Felipe Salto, diretor executivo da Instituição Fiscal Independente (IFI), órgão ligado ao Senado, afirma que as escolhas são sintomáticas e abrem espaço desde já para maior pressão sobre o Orçamento de 2023:
— Fica claro o que é prioritário e o que não é. Em um momento de carestia, desemprego alto e aumento do número de pessoas vivendo em situação de pobreza, privilegiam-se o reajuste salarial e a emenda de relator-geral.
Além de reservar R$ 1,7 bilhão para reajuste do servidor, o presidente sancionou o fundo eleitoral de R$ 4,9 bilhões.
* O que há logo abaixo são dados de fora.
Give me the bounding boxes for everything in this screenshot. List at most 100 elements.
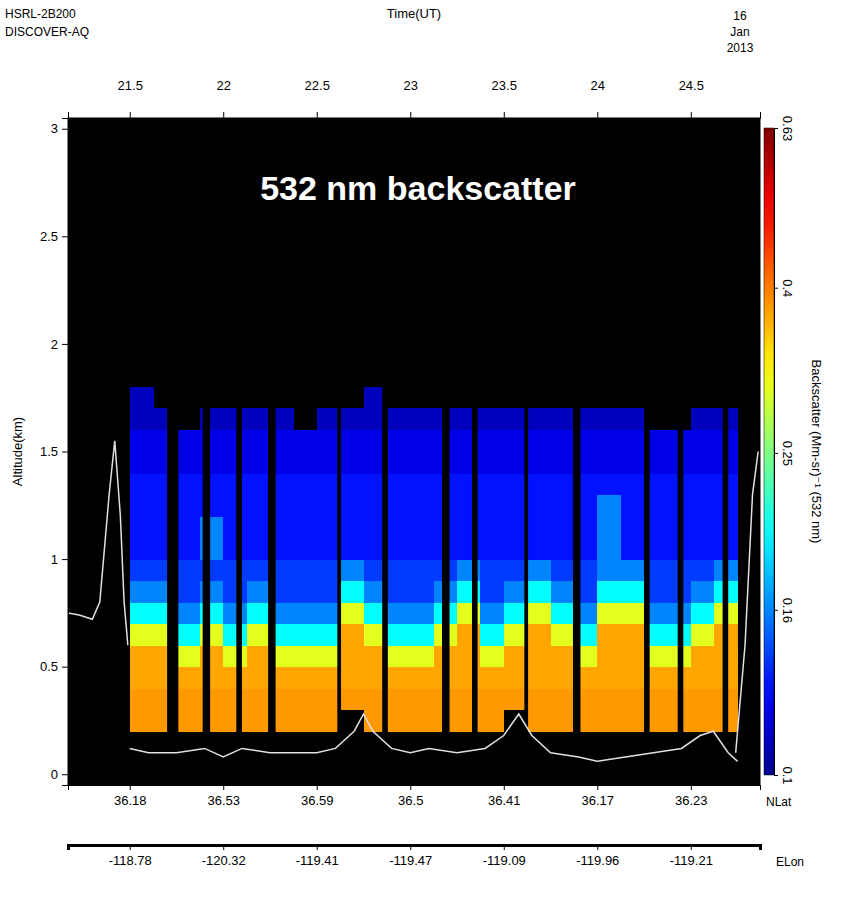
heatmap-cell bbox=[387, 581, 411, 603]
tick-label: 1 bbox=[51, 552, 58, 567]
heatmap-cell bbox=[691, 645, 715, 667]
heatmap-cell bbox=[176, 581, 200, 603]
tick-mark bbox=[62, 344, 68, 345]
tick: 0.5 bbox=[40, 659, 68, 674]
heatmap-cell bbox=[480, 516, 504, 538]
axis: 0.10.160.250.40.63 bbox=[774, 116, 795, 785]
lat-axis-title: NLat bbox=[766, 795, 792, 809]
colorbar bbox=[764, 128, 774, 775]
tick: 23.5 bbox=[492, 78, 517, 118]
tick-label: 24.5 bbox=[679, 78, 704, 93]
heatmap-cell bbox=[597, 602, 621, 624]
heatmap-cell bbox=[387, 430, 411, 452]
heatmap-cell bbox=[130, 645, 154, 667]
heatmap-cell bbox=[410, 408, 434, 430]
tick-mark bbox=[597, 112, 598, 118]
heatmap-cell bbox=[504, 667, 528, 689]
heatmap-cell bbox=[223, 538, 247, 560]
heatmap-cell bbox=[293, 602, 317, 624]
heatmap-cell bbox=[504, 516, 528, 538]
heatmap-cell bbox=[130, 452, 154, 474]
tick-mark bbox=[130, 112, 131, 118]
axis-line bbox=[62, 119, 69, 786]
heatmap-cell bbox=[387, 688, 411, 710]
heatmap-cell bbox=[527, 710, 551, 732]
data-gap bbox=[678, 118, 684, 785]
tick: 0.16 bbox=[774, 598, 795, 623]
heatmap-cell bbox=[597, 495, 621, 517]
heatmap-cell bbox=[480, 538, 504, 560]
tick: -119.21 bbox=[670, 845, 713, 868]
heatmap-cell bbox=[247, 452, 271, 474]
heatmap-cell bbox=[130, 559, 154, 581]
line bbox=[130, 714, 738, 761]
heatmap-cell bbox=[293, 710, 317, 732]
heatmap-cell bbox=[480, 408, 504, 430]
heatmap-cell bbox=[480, 581, 504, 603]
heatmap-cell bbox=[387, 710, 411, 732]
heatmap-cell bbox=[621, 516, 645, 538]
heatmap-cell bbox=[223, 645, 247, 667]
tick-label: -119.96 bbox=[576, 853, 619, 868]
heatmap-cell bbox=[551, 559, 575, 581]
heatmap-cell bbox=[387, 516, 411, 538]
heatmap-cell bbox=[387, 602, 411, 624]
heatmap-cell bbox=[527, 452, 551, 474]
tick-label: 2 bbox=[51, 337, 58, 352]
heatmap-cell bbox=[691, 710, 715, 732]
tick-mark bbox=[130, 845, 131, 850]
tick-mark bbox=[410, 845, 411, 850]
tick-label: 36.23 bbox=[675, 793, 708, 808]
tick-mark bbox=[597, 785, 598, 790]
data-gap bbox=[382, 118, 388, 785]
heatmap-cell bbox=[480, 667, 504, 689]
line bbox=[68, 441, 758, 753]
tick: 36.23 bbox=[675, 785, 708, 808]
heatmap-cell bbox=[480, 430, 504, 452]
heatmap-cell bbox=[597, 645, 621, 667]
tick: 22.5 bbox=[305, 78, 330, 118]
heatmap-cell bbox=[551, 430, 575, 452]
tick-label: 21.5 bbox=[118, 78, 143, 93]
axis-line bbox=[775, 129, 779, 776]
heatmap-cell bbox=[176, 624, 200, 646]
heatmap-cell bbox=[621, 559, 645, 581]
heatmap-cell bbox=[621, 645, 645, 667]
heatmap-cell bbox=[410, 495, 434, 517]
heatmap-cell bbox=[293, 667, 317, 689]
y-axis-title: Altitude(km) bbox=[10, 417, 25, 486]
tick-label: 0.1 bbox=[780, 766, 795, 784]
tick: 36.5 bbox=[398, 785, 423, 808]
tick-mark bbox=[62, 452, 68, 453]
data-gap bbox=[472, 118, 478, 785]
heatmap-cell bbox=[504, 581, 528, 603]
tick: -119.47 bbox=[389, 845, 432, 868]
heatmap-cell bbox=[387, 408, 411, 430]
heatmap-cell bbox=[504, 538, 528, 560]
heatmap-cell bbox=[691, 667, 715, 689]
tick-label: 1.5 bbox=[40, 444, 58, 459]
heatmap-cell bbox=[340, 645, 364, 667]
data-gap bbox=[723, 118, 729, 785]
tick-mark bbox=[774, 128, 778, 129]
heatmap-cell bbox=[130, 688, 154, 710]
heatmap-cell bbox=[621, 495, 645, 517]
heatmap-cell bbox=[176, 710, 200, 732]
tick-mark bbox=[62, 774, 68, 775]
heatmap-cell bbox=[527, 538, 551, 560]
heatmap-cell bbox=[176, 452, 200, 474]
heatmap-cell bbox=[130, 538, 154, 560]
heatmap-cell bbox=[247, 688, 271, 710]
heatmap-cell bbox=[504, 688, 528, 710]
heatmap-cell bbox=[551, 581, 575, 603]
tick: 24 bbox=[591, 78, 605, 118]
heatmap-cell bbox=[480, 688, 504, 710]
heatmap-cell bbox=[551, 495, 575, 517]
heatmap-cell bbox=[340, 581, 364, 603]
heatmap-cell bbox=[176, 645, 200, 667]
heatmap-cell bbox=[597, 452, 621, 474]
heatmap-cell bbox=[340, 624, 364, 646]
heatmap-cell bbox=[480, 624, 504, 646]
heatmap-cell bbox=[293, 559, 317, 581]
lon-axis-title: ELon bbox=[776, 855, 804, 869]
E manteve os R$ 16,5 bilhões para emendas de relator-geral de Orçamento.
O veto de R$ 3,184 bilhões foi menor do que o solicitado pelo Ministério da Economia, que previa a necessidade de cortes de R$ 9 bilhões para compensar despesas obrigatórias, como gasto com pessoal, que foram subestimadas pelo Congresso.
Durante o fim de semana, o presidente Jair Bolsonaro chegou a dizer que o veto seria de R$2,8 bilhões e que o valor poderia ser recomposto ao longo do ano a depender da arrecadação. A decisão acabou ficando nas mãos da área política sob o comando do ministro da Casa Civil, Ciro Nogueira.